Duff asked something about the preparation of the pie. Something like, Did Maria harvest these chestnuts herself? Or do chestnut trees even grow around here?
“Well, it’s funny you should ask,” Frank said. “Did you know, Duff, that while chestnut trees were once the most prevalent hardwood species in the United States, they were all but eliminated in this century by a kind of virus known as ‘chestnut blight,’ or Cryphonectria parasitica?”
“Why no, Frank, I didn’t know that,” Duff replied. I confess I hardly heard it myself, but there was the faintest undertone of wry good humor and mockery in Duff’s remark, to which Fiona burst out: “Thank you, Duff!” and Frank said, sheepishly, “All right, fair enough.”
The four of us started to laugh loudly. "All right," Frank protested over the din, shaking with laughter. "You made your point."
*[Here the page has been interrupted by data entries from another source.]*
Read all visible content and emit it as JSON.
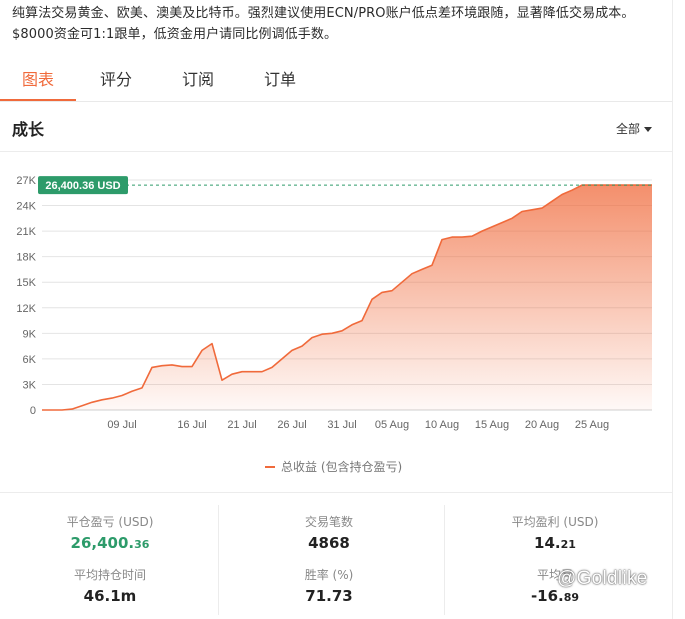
{
  "description": "纯算法交易黄金、欧美、澳美及比特币。强烈建议使用ECN/PRO账户低点差环境跟随，显著降低交易成本。$8000资金可1:1跟单，低资金用户请同比例调低手数。",
  "tabs": [
    {
      "label": "图表",
      "active": true
    },
    {
      "label": "评分",
      "active": false
    },
    {
      "label": "订阅",
      "active": false
    },
    {
      "label": "订单",
      "active": false
    }
  ],
  "section": {
    "title": "成长",
    "filter_label": "全部"
  },
  "chart_data": {
    "type": "area",
    "current_label": "26,400.36 USD",
    "current_value": 26400.36,
    "y_ticks": [
      "0",
      "3K",
      "6K",
      "9K",
      "12K",
      "15K",
      "18K",
      "21K",
      "24K",
      "27K"
    ],
    "ylim": [
      0,
      27000
    ],
    "x_ticks": [
      "09 Jul",
      "16 Jul",
      "21 Jul",
      "26 Jul",
      "31 Jul",
      "05 Aug",
      "10 Aug",
      "15 Aug",
      "20 Aug",
      "25 Aug"
    ],
    "x_tick_days": [
      8,
      15,
      20,
      25,
      30,
      35,
      40,
      45,
      50,
      55
    ],
    "xlim": [
      0,
      61
    ],
    "grid": true,
    "legend": "总收益 (包含持仓盈亏)",
    "series": [
      {
        "name": "总收益 (包含持仓盈亏)",
        "color": "#f06a3b",
        "x": [
          0,
          2,
          3,
          4,
          5,
          6,
          7,
          8,
          9,
          10,
          11,
          12,
          13,
          14,
          15,
          16,
          17,
          18,
          19,
          20,
          21,
          22,
          23,
          24,
          25,
          26,
          27,
          28,
          29,
          30,
          31,
          32,
          33,
          34,
          35,
          36,
          37,
          38,
          39,
          40,
          41,
          42,
          43,
          44,
          45,
          46,
          47,
          48,
          49,
          50,
          51,
          52,
          53,
          54,
          55,
          56,
          57,
          58,
          59,
          60,
          61
        ],
        "y": [
          0,
          0,
          100,
          500,
          900,
          1200,
          1400,
          1700,
          2200,
          2600,
          5000,
          5200,
          5300,
          5100,
          5100,
          7000,
          7800,
          3500,
          4200,
          4500,
          4500,
          4500,
          5000,
          6000,
          7000,
          7500,
          8500,
          8900,
          9000,
          9300,
          10000,
          10500,
          13000,
          13800,
          14000,
          15000,
          16000,
          16500,
          17000,
          20000,
          20300,
          20300,
          20400,
          21000,
          21500,
          22000,
          22500,
          23300,
          23500,
          23700,
          24500,
          25300,
          25800,
          26400,
          26400,
          26400,
          26400,
          26400,
          26400,
          26400,
          26400
        ]
      }
    ]
  },
  "stats": {
    "closed_pl_label": "平仓盈亏 (USD)",
    "closed_pl_int": "26,400.",
    "closed_pl_frac": "36",
    "trades_label": "交易笔数",
    "trades_value": "4868",
    "avg_profit_label": "平均盈利 (USD)",
    "avg_profit_int": "14.",
    "avg_profit_frac": "21",
    "avg_hold_label": "平均持仓时间",
    "avg_hold_value": "46.1m",
    "winrate_label": "胜率 (%)",
    "winrate_value": "71.73",
    "avg_loss_label": "平均亏",
    "avg_loss_int": "-16.",
    "avg_loss_frac": "89"
  },
  "watermark": "@Goldlike"
}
It is so entirely characteristic of Frank to launch into these mini-lectures on botany, evolutionary biology, natural history, and anything else that captures his imagination that I no longer remember how universally boring his subjects can occasionally be. I myself can usually stay tuned in until fifteen or twenty minutes on, and I also know that if I do find myself zoning out, all I have to do is continue to nod my head encouragingly and ask the occasional baffled question. He really does tell his stories in an engaging way, most of the time, but of course, there is only so much anyone wants to know about chestnuts.